Morocco plans to spend at least 120 billion dirhams ($11.7 billion) on a post-earthquake reconstruction plan over the next five years, the royal palace announced, after a 6.8 magnitude quake struck on September 8, killing more than 2,900 people, mainly in the High Atlas Mountains.
This plan would target 4.2 million people in the most affected provinces of Al Haouz, Chichaoua, Taroudant, Marrakech, Ouarzazate and Azizlal, the Royal Palace said on Wednesday, following a meeting of King Mohammed VI with government and military officials.

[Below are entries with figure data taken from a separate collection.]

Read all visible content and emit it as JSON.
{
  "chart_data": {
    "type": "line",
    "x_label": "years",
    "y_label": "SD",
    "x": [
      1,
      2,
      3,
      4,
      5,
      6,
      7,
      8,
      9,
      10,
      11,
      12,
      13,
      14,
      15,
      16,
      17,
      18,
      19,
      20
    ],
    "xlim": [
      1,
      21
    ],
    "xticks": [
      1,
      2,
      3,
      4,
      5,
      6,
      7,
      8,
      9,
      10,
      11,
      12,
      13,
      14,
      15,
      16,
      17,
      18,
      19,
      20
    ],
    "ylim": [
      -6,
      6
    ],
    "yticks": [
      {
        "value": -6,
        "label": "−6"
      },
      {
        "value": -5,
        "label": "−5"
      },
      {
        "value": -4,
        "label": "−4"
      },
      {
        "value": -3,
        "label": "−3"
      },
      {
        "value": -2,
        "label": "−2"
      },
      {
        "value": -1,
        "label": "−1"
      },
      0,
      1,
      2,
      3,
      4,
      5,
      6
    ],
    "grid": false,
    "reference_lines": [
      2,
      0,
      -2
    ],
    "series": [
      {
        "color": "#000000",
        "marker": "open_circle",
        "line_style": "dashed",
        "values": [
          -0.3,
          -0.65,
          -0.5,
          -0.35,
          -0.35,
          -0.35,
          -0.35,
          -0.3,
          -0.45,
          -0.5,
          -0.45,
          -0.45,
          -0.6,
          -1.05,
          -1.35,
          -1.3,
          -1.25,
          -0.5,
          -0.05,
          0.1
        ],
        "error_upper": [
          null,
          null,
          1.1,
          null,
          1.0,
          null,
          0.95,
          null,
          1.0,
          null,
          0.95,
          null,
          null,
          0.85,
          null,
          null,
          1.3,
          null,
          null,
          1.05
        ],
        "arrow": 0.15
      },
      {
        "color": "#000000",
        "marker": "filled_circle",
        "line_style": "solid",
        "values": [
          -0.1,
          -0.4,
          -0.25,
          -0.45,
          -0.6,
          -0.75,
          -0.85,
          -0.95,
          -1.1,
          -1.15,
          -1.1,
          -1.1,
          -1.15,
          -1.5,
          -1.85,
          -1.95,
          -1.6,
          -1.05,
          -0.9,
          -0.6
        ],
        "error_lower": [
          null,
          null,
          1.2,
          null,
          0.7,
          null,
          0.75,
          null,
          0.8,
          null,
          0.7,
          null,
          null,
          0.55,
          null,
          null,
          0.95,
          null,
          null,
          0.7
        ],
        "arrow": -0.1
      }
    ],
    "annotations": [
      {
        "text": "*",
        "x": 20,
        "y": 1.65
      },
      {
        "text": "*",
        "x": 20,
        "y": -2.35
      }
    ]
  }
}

It covers rehousing and modernization of infrastructure in order to promote social and economic development in areas affected by the earthquake, the press release added.
The royal palace said the plan would be financed by the government budget, international aid and a fund created in response to the earthquake.
The fund has so far received some $700 million in donations.
The program also called for the creation of essential reserve centers in each region, including tents, blankets, beds, medicine and food to respond to natural disasters.
The areas hit by the earthquake are among the poorest in Morocco, with many isolated villages lacking roads and adequate public services.
Last week, the palace said 50,000 homes were believed to have been damaged and that authorities would provide shelter and 30,000 dirhams ($3,000) to affected households.
He also pledged to offer reconstruction assistance of 140,000 dirhams for collapsed houses and 80,000 dirhams for damaged ones.
Moroccan authorities have been criticized for accepting limited foreign aid despite rescuers struggling to reach remote and hard-hit areas.
Only search and rescue teams from the United Kingdom, Qatar, Spain and the United Arab Emirates have been allowed to operate on the ground by Moroccan authorities, despite numerous offers from governments around the world.
The United Nations Office for the Coordination of Humanitarian Affairs (OCHA) generally manages the international response to major disasters and emergencies through its agencies, the Disaster Assessment and Coordination (UNDAC) and the Advisory Group International Search and Rescue (INSARAG).
UN agencies can deploy within 12 to 48 hours and are dispatched at the request of the relevant government as well as the UN Resident or Humanitarian Coordinator in the country. The typical duration of their deployment is between two and four weeks.
However, the Moroccan government has not yet requested their help.